- Genre: Sitcom
- Created by: David Kendall
- Starring: Shelley Long Robert Hays Ashley Johnson Will Estes Bug Hall Gemini Barnett
- Composer: Paul Buckley
- Country of origin: United States
- Original language: English
- No. of seasons: 1
- No. of episodes: 7

Production
- Executive producers: David Kendall Dave Caplan Brian LaPan Shelley Long Martin Mickelson
- Producer: Robert Hays
- Running time: 30 minutes
- Production companies: ItzBinso Long Productions Utility Pictures Warner Bros. Television

Original release
- Network: The WB
- Release: April 20 – June 7, 1998

= Kelly Kelly (TV series) =

Kelly Kelly is an American television sitcom created by David Kendall, starring Shelley Long and Robert Hays, that aired on The WB from April 20 to June 7, 1998.

==Plot==
Kelly Novak is an Ivy League English literature professor who meets widowed fire chief Doug Kelly. The two get married and she becomes Kelly Kelly. They live together in his Secaucus, New Jersey, house with his three sons and one daughter.

==Cast==
- Shelley Long as English professor Kelly Novak.
- Robert Hays as widowed firefighter Doug Kelly.
- Ashley Johnson as 15-year-old daughter Maureen Kelly.
- Will Estes as 20-year-old son Sean Kelly.
- Bug Hall as middle son Brian Kelly.
- Gemini Barnett as 6-year-old son Casey Kelly.

==Production==
Columbia TriStar Television had originally developed the series, and produced a pilot, before handing over production of the show to Warner Bros. Television. During filming of the first episode, Shelley Long broke a finger while catching a football.

==Episodes==
After airing two episodes to low ratings, The WB moved the series from Mondays to Sundays. Seven episodes are registered with the United States Copyright Office.

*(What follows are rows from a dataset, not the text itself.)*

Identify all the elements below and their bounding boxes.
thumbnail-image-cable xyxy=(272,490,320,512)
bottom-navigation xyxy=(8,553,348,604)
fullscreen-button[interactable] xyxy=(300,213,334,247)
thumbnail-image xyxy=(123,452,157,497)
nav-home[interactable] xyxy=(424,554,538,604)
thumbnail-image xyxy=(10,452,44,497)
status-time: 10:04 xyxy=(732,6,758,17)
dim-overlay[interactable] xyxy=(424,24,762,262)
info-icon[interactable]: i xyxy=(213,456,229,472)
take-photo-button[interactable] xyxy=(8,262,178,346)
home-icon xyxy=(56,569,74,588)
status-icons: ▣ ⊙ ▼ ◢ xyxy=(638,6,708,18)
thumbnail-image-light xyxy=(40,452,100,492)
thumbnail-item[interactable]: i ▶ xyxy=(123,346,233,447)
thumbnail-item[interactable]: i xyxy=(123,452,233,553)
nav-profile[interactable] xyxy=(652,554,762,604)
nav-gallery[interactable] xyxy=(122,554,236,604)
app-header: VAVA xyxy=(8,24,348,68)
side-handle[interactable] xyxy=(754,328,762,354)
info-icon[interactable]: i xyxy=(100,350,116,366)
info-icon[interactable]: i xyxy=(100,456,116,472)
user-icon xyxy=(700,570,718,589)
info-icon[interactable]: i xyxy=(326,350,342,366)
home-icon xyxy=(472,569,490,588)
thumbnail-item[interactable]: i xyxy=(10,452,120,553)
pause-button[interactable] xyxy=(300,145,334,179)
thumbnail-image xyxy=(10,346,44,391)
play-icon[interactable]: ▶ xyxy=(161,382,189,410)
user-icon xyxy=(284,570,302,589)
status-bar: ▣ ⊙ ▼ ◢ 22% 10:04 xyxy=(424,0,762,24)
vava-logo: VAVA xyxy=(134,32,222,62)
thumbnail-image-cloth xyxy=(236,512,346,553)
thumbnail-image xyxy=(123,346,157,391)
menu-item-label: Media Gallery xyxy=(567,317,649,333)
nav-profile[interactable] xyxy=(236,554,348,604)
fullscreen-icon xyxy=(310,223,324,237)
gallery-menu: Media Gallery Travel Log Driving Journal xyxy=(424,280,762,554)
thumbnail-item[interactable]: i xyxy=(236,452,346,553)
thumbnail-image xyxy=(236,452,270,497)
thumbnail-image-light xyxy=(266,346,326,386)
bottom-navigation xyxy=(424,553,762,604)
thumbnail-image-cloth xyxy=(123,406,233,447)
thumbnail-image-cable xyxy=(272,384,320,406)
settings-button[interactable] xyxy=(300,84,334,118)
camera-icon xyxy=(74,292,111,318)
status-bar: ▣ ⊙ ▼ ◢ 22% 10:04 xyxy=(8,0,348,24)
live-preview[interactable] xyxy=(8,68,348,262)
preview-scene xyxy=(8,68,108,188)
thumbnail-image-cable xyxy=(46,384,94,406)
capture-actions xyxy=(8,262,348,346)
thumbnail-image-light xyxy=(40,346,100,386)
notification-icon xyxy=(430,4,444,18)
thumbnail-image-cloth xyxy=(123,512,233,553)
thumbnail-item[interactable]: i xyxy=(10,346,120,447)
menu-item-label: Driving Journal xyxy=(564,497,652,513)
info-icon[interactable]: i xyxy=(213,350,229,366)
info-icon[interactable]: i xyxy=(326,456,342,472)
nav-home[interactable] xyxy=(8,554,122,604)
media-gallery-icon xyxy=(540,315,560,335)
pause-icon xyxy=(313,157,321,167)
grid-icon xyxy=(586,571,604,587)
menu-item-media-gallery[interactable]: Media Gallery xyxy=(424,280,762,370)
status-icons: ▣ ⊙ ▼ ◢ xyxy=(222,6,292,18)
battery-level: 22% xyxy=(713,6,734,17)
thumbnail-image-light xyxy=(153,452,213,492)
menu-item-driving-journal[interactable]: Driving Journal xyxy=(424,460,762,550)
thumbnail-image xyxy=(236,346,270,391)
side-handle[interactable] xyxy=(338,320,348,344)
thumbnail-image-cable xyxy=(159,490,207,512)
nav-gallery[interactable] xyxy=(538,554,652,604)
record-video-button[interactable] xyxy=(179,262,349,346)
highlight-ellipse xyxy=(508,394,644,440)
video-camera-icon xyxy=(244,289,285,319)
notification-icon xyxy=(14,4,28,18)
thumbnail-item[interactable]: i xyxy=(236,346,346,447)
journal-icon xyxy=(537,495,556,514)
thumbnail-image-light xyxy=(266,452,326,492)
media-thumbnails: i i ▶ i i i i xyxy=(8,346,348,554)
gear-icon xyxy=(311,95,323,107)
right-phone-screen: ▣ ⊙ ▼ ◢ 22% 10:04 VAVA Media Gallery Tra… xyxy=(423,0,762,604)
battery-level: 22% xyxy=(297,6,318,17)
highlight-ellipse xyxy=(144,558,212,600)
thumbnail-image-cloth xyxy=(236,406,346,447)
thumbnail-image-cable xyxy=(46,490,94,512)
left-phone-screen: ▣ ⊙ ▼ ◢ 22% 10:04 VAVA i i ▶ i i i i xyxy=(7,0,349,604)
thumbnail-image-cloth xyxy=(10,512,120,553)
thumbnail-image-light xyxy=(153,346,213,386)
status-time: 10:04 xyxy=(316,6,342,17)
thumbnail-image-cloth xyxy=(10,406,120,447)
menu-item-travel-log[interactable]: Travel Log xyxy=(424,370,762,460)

| No. | Title | Directed by | Original release date | Prod. code | Viewers (millions) |
|---|---|---|---|---|---|
| 1 | "Episode One" | John Tracy | April 20, 1998 | 467151 | 3.54 |
| 2 | "The Kilt Show" | John Tracy | April 27, 1998 | 467152 | 2.77 |
| 3 | "The Wedding Show" | John Tracy | May 10, 1998 | 467154 | 1.68 |
| 4 | "Bye, Bye, Baby" | John Tracy | May 17, 1998 | 467155 | 2.96 |
| 5 | "Junior Firefighters" | John Tracy | May 24, 1998 | 467153 | 1.89 |
| 6 | "Doodler" | John Tracy | May 31, 1998 | 467156 | 2.0 |
| 7 | "Jealousy" | David Kendall | June 7, 1998 | 467157 | 1.61 |

==Reception==
Howard Rosenberg of the Los Angeles Times called the series "routine sitcomdom" with "some occasional bright dialogue". John Carman of the San Francisco Chronicle was also unimpressed, and thought the show was "almost an exact copy of It Had to Be You", which lasted a month. Matthew Gilbert of The Boston Globe said the series was "neither horrible nor promising, just kind of generic and bland". David Bianculli of the Daily News rated the series one and a half stars, and called the scripts "painfully predictable and not even sporadically amusing". Kevin D. Thompson of The Palm Beach Post also rated the series one and a half stars saying that the show is "a bland family comedy we've seen too many times before". Elaine Liner of the Boston Herald gave the series no stars, as well as grading it "an F as a two-alarm failure".